There are three main data components stored in the vector database...
- Data: typically these are chunks of text or other pieces of raw data that are going to be retrieved and then added to the model context
- Metadata: some additional information that is useful for the retrieval system, for example document version or last date when document was updated
- embeddings: vector representations of the raw data used for semantic search
Data could be protected using client side field-level encryption mechanism offered by MongoDB Atlas (similar mechanism is available in the other database engies as well).
Metadata could be protected using a very unique technology offered by MongoDB Atlas - Queryable Encryption that allows user to query for equality and some other conditions.
Vector databases represent data as a structured collection of multidimensional vectors called "embeddings" that are not human readable.

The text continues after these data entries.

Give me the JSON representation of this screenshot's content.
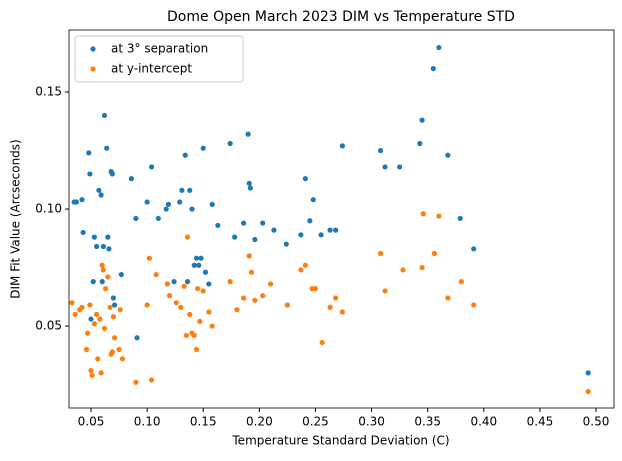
{
  "chart_data": {
    "type": "scatter",
    "title": "Dome Open March 2023 DIM vs Temperature STD",
    "x_label": "Temperature Standard Deviation (C)",
    "y_label": "DIM Fit Value (Arcseconds)",
    "xlim": [
      0.0304,
      0.516
    ],
    "ylim": [
      0.015,
      0.1765
    ],
    "xticks": [
      {
        "value": 0.05,
        "label": "0.05"
      },
      {
        "value": 0.1,
        "label": "0.10"
      },
      {
        "value": 0.15,
        "label": "0.15"
      },
      {
        "value": 0.2,
        "label": "0.20"
      },
      {
        "value": 0.25,
        "label": "0.25"
      },
      {
        "value": 0.3,
        "label": "0.30"
      },
      {
        "value": 0.35,
        "label": "0.35"
      },
      {
        "value": 0.4,
        "label": "0.40"
      },
      {
        "value": 0.45,
        "label": "0.45"
      },
      {
        "value": 0.5,
        "label": "0.50"
      }
    ],
    "yticks": [
      {
        "value": 0.05,
        "label": "0.05"
      },
      {
        "value": 0.1,
        "label": "0.10"
      },
      {
        "value": 0.15,
        "label": "0.15"
      }
    ],
    "legend": "upper left",
    "series": [
      {
        "name": "at 3° separation",
        "color": "#1f77b4",
        "x": [
          0.035,
          0.037,
          0.042,
          0.043,
          0.048,
          0.049,
          0.05,
          0.052,
          0.053,
          0.055,
          0.057,
          0.059,
          0.06,
          0.061,
          0.062,
          0.064,
          0.065,
          0.066,
          0.068,
          0.069,
          0.07,
          0.071,
          0.077,
          0.086,
          0.09,
          0.091,
          0.1,
          0.104,
          0.11,
          0.117,
          0.119,
          0.124,
          0.129,
          0.131,
          0.134,
          0.136,
          0.138,
          0.14,
          0.142,
          0.144,
          0.146,
          0.148,
          0.15,
          0.152,
          0.155,
          0.158,
          0.163,
          0.174,
          0.178,
          0.186,
          0.19,
          0.191,
          0.192,
          0.196,
          0.203,
          0.213,
          0.224,
          0.237,
          0.241,
          0.245,
          0.248,
          0.255,
          0.263,
          0.268,
          0.274,
          0.308,
          0.312,
          0.325,
          0.343,
          0.345,
          0.355,
          0.36,
          0.368,
          0.379,
          0.391,
          0.493
        ],
        "y": [
          0.103,
          0.103,
          0.104,
          0.09,
          0.124,
          0.115,
          0.053,
          0.069,
          0.088,
          0.084,
          0.108,
          0.106,
          0.069,
          0.084,
          0.14,
          0.126,
          0.088,
          0.083,
          0.116,
          0.115,
          0.062,
          0.059,
          0.072,
          0.113,
          0.096,
          0.045,
          0.103,
          0.118,
          0.096,
          0.1,
          0.102,
          0.069,
          0.103,
          0.108,
          0.123,
          0.069,
          0.108,
          0.1,
          0.076,
          0.079,
          0.076,
          0.079,
          0.126,
          0.073,
          0.068,
          0.102,
          0.093,
          0.128,
          0.088,
          0.094,
          0.132,
          0.111,
          0.109,
          0.087,
          0.094,
          0.091,
          0.085,
          0.089,
          0.113,
          0.095,
          0.104,
          0.089,
          0.091,
          0.091,
          0.127,
          0.125,
          0.118,
          0.118,
          0.128,
          0.138,
          0.16,
          0.169,
          0.123,
          0.096,
          0.083,
          0.03
        ]
      },
      {
        "name": "at y-intercept",
        "color": "#ff7f0e",
        "x": [
          0.033,
          0.036,
          0.04,
          0.042,
          0.046,
          0.047,
          0.049,
          0.05,
          0.051,
          0.053,
          0.055,
          0.056,
          0.058,
          0.059,
          0.06,
          0.061,
          0.062,
          0.063,
          0.065,
          0.067,
          0.068,
          0.069,
          0.07,
          0.071,
          0.075,
          0.076,
          0.078,
          0.09,
          0.1,
          0.102,
          0.104,
          0.108,
          0.118,
          0.12,
          0.126,
          0.13,
          0.133,
          0.135,
          0.136,
          0.138,
          0.14,
          0.142,
          0.144,
          0.145,
          0.147,
          0.15,
          0.155,
          0.158,
          0.174,
          0.18,
          0.186,
          0.191,
          0.193,
          0.196,
          0.203,
          0.21,
          0.225,
          0.237,
          0.241,
          0.247,
          0.25,
          0.256,
          0.263,
          0.268,
          0.274,
          0.308,
          0.312,
          0.328,
          0.345,
          0.346,
          0.356,
          0.36,
          0.368,
          0.38,
          0.391,
          0.493
        ],
        "y": [
          0.06,
          0.055,
          0.057,
          0.058,
          0.04,
          0.047,
          0.059,
          0.031,
          0.029,
          0.051,
          0.055,
          0.036,
          0.053,
          0.03,
          0.076,
          0.074,
          0.049,
          0.066,
          0.071,
          0.058,
          0.038,
          0.039,
          0.054,
          0.045,
          0.04,
          0.057,
          0.036,
          0.026,
          0.059,
          0.079,
          0.027,
          0.072,
          0.068,
          0.063,
          0.06,
          0.058,
          0.067,
          0.046,
          0.088,
          0.055,
          0.047,
          0.046,
          0.04,
          0.066,
          0.052,
          0.065,
          0.056,
          0.05,
          0.069,
          0.057,
          0.062,
          0.08,
          0.073,
          0.061,
          0.063,
          0.068,
          0.059,
          0.074,
          0.076,
          0.066,
          0.066,
          0.043,
          0.058,
          0.062,
          0.056,
          0.081,
          0.065,
          0.074,
          0.075,
          0.098,
          0.081,
          0.097,
          0.062,
          0.069,
          0.059,
          0.022
        ]
      }
    ]
  }
}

The raw data used to produce these "embeddings" can be partially recovered, making data leakage possible. It possess a significant security risk and coulbe be eliminated if we can encrypt embeddings.
Here are some references:
- Realistic Face Reconstruction from Deep Embeddings
- Inverting face embeddings with convolutional neural networks
- Sentence Embedding Leaks More Information than You Expect: Generative Embedding Inversion Attack to Recover the Whole Sentence
Encrypting embeddings while preserving the distances between them is a crucial requirement in scenarios where you want to perform similarity searches on sensitive data without exposing the actual data.
This involves using encryption techniques that allow certain types of computations to be performed on the encrypted data, such as calculating distances or performing nearest neighbor searches. Available options are: homomorphic encryption, secure multiparty computation, lacality-sensitive hashing, functional encryption or... salty embeddings.

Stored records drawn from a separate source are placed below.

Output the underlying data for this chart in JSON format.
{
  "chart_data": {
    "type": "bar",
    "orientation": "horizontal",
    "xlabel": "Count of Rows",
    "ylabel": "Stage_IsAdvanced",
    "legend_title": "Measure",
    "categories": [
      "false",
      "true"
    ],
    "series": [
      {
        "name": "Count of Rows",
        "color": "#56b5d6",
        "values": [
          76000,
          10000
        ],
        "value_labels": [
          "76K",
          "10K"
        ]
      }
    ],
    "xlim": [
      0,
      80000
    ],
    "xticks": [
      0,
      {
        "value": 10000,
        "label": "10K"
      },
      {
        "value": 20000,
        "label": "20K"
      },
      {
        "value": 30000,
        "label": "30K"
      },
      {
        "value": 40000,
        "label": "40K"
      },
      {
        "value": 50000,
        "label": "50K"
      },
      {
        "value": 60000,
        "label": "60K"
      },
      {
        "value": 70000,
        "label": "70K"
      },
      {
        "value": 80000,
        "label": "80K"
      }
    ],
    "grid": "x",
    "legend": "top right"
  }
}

"Salty embeddings" are embeddings where the order of vector elements is shuffled according to a fixed, randomly selected key that we call "salt".

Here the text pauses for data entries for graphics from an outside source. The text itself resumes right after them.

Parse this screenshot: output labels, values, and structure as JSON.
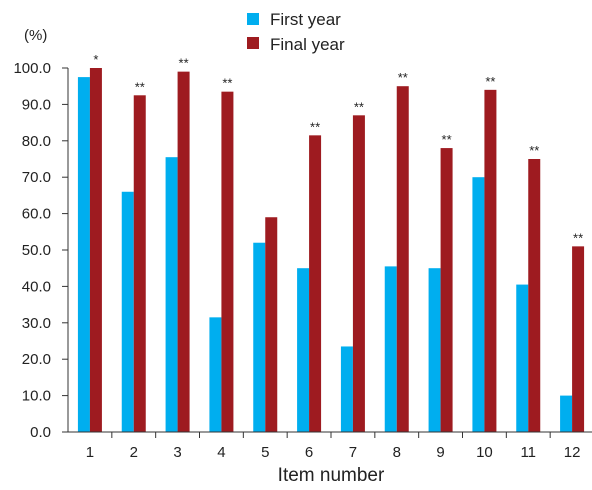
{
  "chart_data": {
    "type": "bar",
    "title": "",
    "unit_label": "(%)",
    "xlabel": "Item number",
    "ylabel": "",
    "ylim": [
      0,
      100
    ],
    "y_ticks": [
      "0.0",
      "10.0",
      "20.0",
      "30.0",
      "40.0",
      "50.0",
      "60.0",
      "70.0",
      "80.0",
      "90.0",
      "100.0"
    ],
    "categories": [
      "1",
      "2",
      "3",
      "4",
      "5",
      "6",
      "7",
      "8",
      "9",
      "10",
      "11",
      "12"
    ],
    "series": [
      {
        "name": "First year",
        "color": "#00aeef",
        "values": [
          97.5,
          66,
          75.5,
          31.5,
          52,
          45,
          23.5,
          45.5,
          45,
          70,
          40.5,
          10
        ]
      },
      {
        "name": "Final year",
        "color": "#9e1b20",
        "values": [
          100,
          92.5,
          99,
          93.5,
          59,
          81.5,
          87,
          95,
          78,
          94,
          75,
          51
        ]
      }
    ],
    "significance": [
      "*",
      "**",
      "**",
      "**",
      "",
      "**",
      "**",
      "**",
      "**",
      "**",
      "**",
      "**"
    ],
    "legend_position": "top-center",
    "grid": false
  }
}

The distance between salty embeddings remains the same as the distance between the original embeddings. However, because of the shuffling, salty embeddings cannot be reversed to obtain the original embeddings.
Due to the length of the original embeddings the number of potential salts is quite large that makes attacks quite challenging.
# Query embedding
query_emb = np.random.rand(128)
# Document embedding
embedding = np.random.rand(128)
# Salt - fixed random permutation of embedding elements
salt = np.random.permutation(len(embedding))
salty_query = query_emb[salt]
salty_embedding = embedding[salt]
# Check whether distance is preserved
query_emb.dot(embedding), salty_query.dot(salty_embedding)
The other option would be to use random projection from high-dimensional embedding space to the space of the similar dimensionality to obtain salty embeddings.